People protest in front of the U.S. Capitol to urge Congress to save the Deferred Action for Childhood Arrivals (DACA) program on December 6, 2017, in Washington, D.C.
A bipartisan group of senators working on immigration legislation has reportedly reached a consensus.
The deal will be announced later Wednesday, senators involved in the so-called Common Sense Coalition told reporters after a closed-door meeting.
“It’s going to be ready today,” said Sen. Tim Kaine, D-Va., The Hill reported.
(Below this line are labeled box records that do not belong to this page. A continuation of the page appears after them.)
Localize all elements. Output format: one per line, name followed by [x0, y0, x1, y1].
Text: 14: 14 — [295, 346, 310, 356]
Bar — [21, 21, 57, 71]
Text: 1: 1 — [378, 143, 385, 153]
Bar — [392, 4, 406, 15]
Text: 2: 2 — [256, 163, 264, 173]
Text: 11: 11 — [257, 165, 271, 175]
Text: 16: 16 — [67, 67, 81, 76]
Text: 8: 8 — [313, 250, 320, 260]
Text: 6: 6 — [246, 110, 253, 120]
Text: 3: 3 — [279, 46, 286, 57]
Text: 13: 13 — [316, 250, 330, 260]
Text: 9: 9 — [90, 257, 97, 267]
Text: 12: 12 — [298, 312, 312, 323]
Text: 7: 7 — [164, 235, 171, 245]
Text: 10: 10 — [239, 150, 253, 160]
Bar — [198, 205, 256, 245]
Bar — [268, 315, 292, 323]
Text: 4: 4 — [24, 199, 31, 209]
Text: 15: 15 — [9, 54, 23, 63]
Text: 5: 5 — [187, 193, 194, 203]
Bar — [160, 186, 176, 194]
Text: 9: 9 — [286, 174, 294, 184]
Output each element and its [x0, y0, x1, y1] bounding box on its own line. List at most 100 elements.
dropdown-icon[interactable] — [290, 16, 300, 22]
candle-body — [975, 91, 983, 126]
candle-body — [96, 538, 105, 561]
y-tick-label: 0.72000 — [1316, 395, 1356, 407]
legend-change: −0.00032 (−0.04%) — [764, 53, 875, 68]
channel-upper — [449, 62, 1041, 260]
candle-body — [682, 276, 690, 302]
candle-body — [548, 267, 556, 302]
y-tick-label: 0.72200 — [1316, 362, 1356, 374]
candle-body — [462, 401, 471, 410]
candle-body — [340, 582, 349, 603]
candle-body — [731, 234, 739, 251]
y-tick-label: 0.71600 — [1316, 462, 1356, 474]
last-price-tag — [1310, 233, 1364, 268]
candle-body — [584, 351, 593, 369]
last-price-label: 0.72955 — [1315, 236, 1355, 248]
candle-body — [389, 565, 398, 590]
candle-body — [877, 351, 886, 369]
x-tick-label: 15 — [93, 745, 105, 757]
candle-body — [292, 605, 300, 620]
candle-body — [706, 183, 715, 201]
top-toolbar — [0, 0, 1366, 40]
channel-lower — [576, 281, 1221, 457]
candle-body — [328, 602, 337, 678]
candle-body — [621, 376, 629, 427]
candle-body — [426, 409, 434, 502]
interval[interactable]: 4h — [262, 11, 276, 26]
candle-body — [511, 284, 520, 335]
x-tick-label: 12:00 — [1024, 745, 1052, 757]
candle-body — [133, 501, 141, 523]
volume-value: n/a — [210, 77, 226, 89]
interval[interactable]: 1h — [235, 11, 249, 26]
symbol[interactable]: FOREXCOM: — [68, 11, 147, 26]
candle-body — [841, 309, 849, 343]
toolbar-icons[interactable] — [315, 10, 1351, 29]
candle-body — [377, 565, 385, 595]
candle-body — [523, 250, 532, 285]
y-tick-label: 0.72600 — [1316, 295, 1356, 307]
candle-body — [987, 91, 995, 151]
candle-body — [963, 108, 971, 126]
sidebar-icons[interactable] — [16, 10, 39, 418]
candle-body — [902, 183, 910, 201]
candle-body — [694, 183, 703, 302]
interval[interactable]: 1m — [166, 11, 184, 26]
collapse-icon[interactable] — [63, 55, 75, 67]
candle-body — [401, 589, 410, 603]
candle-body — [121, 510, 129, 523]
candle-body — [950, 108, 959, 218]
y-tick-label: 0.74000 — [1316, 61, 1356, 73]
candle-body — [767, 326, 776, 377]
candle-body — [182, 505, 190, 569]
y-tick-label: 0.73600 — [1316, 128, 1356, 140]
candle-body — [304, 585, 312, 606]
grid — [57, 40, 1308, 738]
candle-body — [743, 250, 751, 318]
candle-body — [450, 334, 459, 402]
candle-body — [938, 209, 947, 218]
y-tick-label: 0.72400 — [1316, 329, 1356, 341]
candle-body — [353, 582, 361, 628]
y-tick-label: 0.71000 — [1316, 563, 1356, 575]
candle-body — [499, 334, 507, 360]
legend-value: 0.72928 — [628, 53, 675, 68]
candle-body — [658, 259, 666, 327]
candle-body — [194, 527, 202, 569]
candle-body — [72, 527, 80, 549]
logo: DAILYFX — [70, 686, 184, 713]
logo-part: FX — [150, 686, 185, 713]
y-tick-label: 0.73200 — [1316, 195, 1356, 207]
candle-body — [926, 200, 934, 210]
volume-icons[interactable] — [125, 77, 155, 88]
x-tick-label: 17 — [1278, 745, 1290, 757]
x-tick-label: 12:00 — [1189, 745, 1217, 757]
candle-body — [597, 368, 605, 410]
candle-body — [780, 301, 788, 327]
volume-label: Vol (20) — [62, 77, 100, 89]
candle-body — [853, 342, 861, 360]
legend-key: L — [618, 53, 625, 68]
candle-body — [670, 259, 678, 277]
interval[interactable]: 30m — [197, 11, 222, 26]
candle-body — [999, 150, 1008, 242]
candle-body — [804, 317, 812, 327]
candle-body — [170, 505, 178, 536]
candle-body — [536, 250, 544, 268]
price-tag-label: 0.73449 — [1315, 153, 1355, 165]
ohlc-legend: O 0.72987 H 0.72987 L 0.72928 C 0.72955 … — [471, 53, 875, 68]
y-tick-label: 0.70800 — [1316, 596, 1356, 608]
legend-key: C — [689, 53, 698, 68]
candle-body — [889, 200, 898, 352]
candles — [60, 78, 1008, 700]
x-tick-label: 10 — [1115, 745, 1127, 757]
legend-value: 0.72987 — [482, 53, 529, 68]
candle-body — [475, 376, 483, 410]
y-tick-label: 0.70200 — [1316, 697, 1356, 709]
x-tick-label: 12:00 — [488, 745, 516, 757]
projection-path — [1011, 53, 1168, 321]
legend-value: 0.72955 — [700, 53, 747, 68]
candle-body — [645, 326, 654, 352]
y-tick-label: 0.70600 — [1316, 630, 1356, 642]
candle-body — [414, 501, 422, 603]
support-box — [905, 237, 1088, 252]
Sen. Lindsey Graham, R-S.C., said the deal would establish a pathway to citizenship for the nearly 2 million undocumented immigrants brought to the U.S. as children and protected under the Deferred Action for Childhood Arrivals program, or DACA, Bloomberg reported. Graham also said the deal will address border security.
Graham said the deal would not, however, deal with the so-called diversity visa lottery, which prioritizes immigration from countries that send fewer immigrants to the U.S., or family reunification, which immigration hardliners have dubbed “chain migration.”
Axios reported on Tuesday that President Donald Trump will veto an immigration bill that doesn’t include the reforms he wants. The report cited a senior administration official. Trump has pushed to end the family reunification and visa lottery systems.
Trump decided in September to end the Obama-era DACA but gave Congress until March to fix it.
The offices of Sens. Jeff Flake, Susan Collins, Graham and Kaine did not immediately respond to CNBC’s requests for comment.